Before I begin, I want to point out that this:
I think this is because harassment issue (both IRL and the one described in the thread) is something that female players, sadly, encounter. Being a male player, your chances to find yourself in the same situation are almost non-existant. This is something that is not important for you, but important for them.
is unwelcome, and antithetical to a discussion. Yes, I am a male. Yes, males are much less likely to encounter harassment and assault, sexual or otherwise. But it happens, and no one here knows me or my story. And likely you never will. For now, suffice it to say that yes, I do have a dog in this fight. Dismissing someone's opinion because of their sex/gender is wrong.
Now, back to the subject matter.
I absolutely agree that harassment is an issue. I absolutely agree that if someone is uncomfortable with something, they should speak up. And I absolutely agree that if someone speaks up and then the behavior continues, it is harassment. And I don't want to belittle anyone's experiences that lead to them having the comfort zones that they have, like my experiences have been in the above quote.
However, for me and my wife, we have a scale when it comes to comfort level. We realize that we cannot control everyone's actions, and that some things will make for a better story, even if it's not how we want it to work out. We have soft lines, and we have hard lines. If something crosses a hard line, it's an instant report. I had to do this just this past week. But some behaviors, we have to take a look and say "I don't like this. But does it cross a line I'm unwilling to let be crossed?"
Then, we have to decide what to do about the offending party. "They crossed this line. Do we report it, or just stay away from them?" Essentially. I personally try not to report anything I can either live with, or avoid, unless it crosses a hard line. I have a couple toons that even if I'm in deep RP, if they show up, I leave the area. If the behavior is totally OOC, like sending /t and such, obviously that can't be avoided, and must be reported.
The issue with flirting, is we have such a large gray area, that is subjective on both sides.

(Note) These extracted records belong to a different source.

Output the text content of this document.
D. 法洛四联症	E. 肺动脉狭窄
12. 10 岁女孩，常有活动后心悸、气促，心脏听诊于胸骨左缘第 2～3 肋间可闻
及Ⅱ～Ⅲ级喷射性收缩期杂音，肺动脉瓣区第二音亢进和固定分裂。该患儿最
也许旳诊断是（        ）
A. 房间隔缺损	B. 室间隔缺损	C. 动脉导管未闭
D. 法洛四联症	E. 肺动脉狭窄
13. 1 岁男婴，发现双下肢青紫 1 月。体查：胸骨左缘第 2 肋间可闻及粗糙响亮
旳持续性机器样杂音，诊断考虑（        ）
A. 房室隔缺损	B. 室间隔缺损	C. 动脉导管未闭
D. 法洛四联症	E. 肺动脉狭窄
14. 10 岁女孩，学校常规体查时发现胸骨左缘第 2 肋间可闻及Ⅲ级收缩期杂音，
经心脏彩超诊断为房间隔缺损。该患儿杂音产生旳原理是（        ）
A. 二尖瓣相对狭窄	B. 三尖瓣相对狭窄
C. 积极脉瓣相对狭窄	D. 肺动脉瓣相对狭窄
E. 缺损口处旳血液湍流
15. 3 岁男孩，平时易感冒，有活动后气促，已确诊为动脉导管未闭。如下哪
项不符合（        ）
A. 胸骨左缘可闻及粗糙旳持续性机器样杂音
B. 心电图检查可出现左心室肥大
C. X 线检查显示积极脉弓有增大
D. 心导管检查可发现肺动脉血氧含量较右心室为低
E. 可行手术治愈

Let me be clear.
Harassment isn't subjective, but
flirting is. A wink may or may not be flirting. A compliment may or may not be flirting. Even a grin or smirk may or may not be flirting. So, if we have a behavior that one takes as flirting, but the other person does not, we have created an issue. "I told him OOC to stop flirting, but he did it anyway", whereas, from the player's perspective there was no flirting. Rather than get rid of harassment, we have then created an atmosphere of hostility. And
that is what I'm trying to avoid here.
No one wants to have to think, "Is it ok if I do this action?" It should be clear what is ok and what is not. And that is the issue I have with flirting. Especially knowing myself, when I (both IC/IRL) have been told I was flirting when it was not my intent at all. I was on a college trip (Even though I was in my 30s) and my roommate was surprised to see me come to my room one night. He literally told me, "I thought you were going to be sleeping with x tonight". Here I was, a married man with three kids, just being nice to a woman, and evidently my whole class on my trip thought I was flirting with this girl who was ten years younger than I was. On top of that,
she thought I was going to spend the night with her. When I absolutely did not intend to send those signals.

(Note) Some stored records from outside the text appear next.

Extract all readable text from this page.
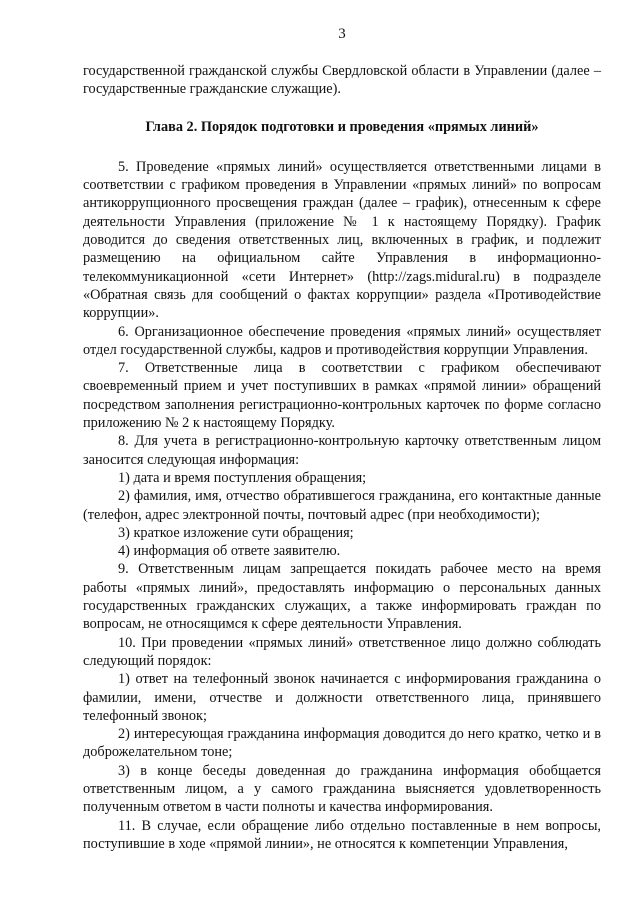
3

государственной гражданской службы Свердловской области в Управлении (далее – государственные гражданские служащие).

Глава 2. Порядок подготовки и проведения «прямых линий»

5. Проведение «прямых линий» осуществляется ответственными лицами в соответствии с графиком проведения в Управлении «прямых линий» по вопросам антикоррупционного просвещения граждан (далее – график), отнесенным к сфере деятельности Управления (приложение № 1 к настоящему Порядку). График доводится до сведения ответственных лиц, включенных в график, и подлежит размещению на официальном сайте Управления в информационно-телекоммуникационной «сети Интернет» (http://zags.midural.ru) в подразделе «Обратная связь для сообщений о фактах коррупции» раздела «Противодействие коррупции».

6. Организационное обеспечение проведения «прямых линий» осуществляет отдел государственной службы, кадров и противодействия коррупции Управления.

7. Ответственные лица в соответствии с графиком обеспечивают своевременный прием и учет поступивших в рамках «прямой линии» обращений посредством заполнения регистрационно-контрольных карточек по форме согласно приложению № 2 к настоящему Порядку.

8. Для учета в регистрационно-контрольную карточку ответственным лицом заносится следующая информация:

1) дата и время поступления обращения;

2) фамилия, имя, отчество обратившегося гражданина, его контактные данные (телефон, адрес электронной почты, почтовый адрес (при необходимости);

3) краткое изложение сути обращения;

4) информация об ответе заявителю.

9. Ответственным лицам запрещается покидать рабочее место на время работы «прямых линий», предоставлять информацию о персональных данных государственных гражданских служащих, а также информировать граждан по вопросам, не относящимся к сфере деятельности Управления.

10. При проведении «прямых линий» ответственное лицо должно соблюдать следующий порядок:

1) ответ на телефонный звонок начинается с информирования гражданина о фамилии, имени, отчестве и должности ответственного лица, принявшего телефонный звонок;

2) интересующая гражданина информация доводится до него кратко, четко и в доброжелательном тоне;

3) в конце беседы доведенная до гражданина информация обобщается ответственным лицом, а у самого гражданина выясняется удовлетворенность полученным ответом в части полноты и качества информирования.

11. В случае, если обращение либо отдельно поставленные в нем вопросы, поступившие в ходе «прямой линии», не относятся к компетенции Управления,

So yes. Flirting is a volatile subject for me when people try to make it an objective line. Because what one person believes is flirting may not be intended. So, even if told OOCly, "Don't flirt with my toon, it makes me uncomfortable", we are now opening the doors to many "he said, she said" moments if we try to report it as harassment, rather than just avoiding the offender, assuming that the behavior continues purely IC.
Hopefully my point now is a lot clearer, and people will read the whole thing.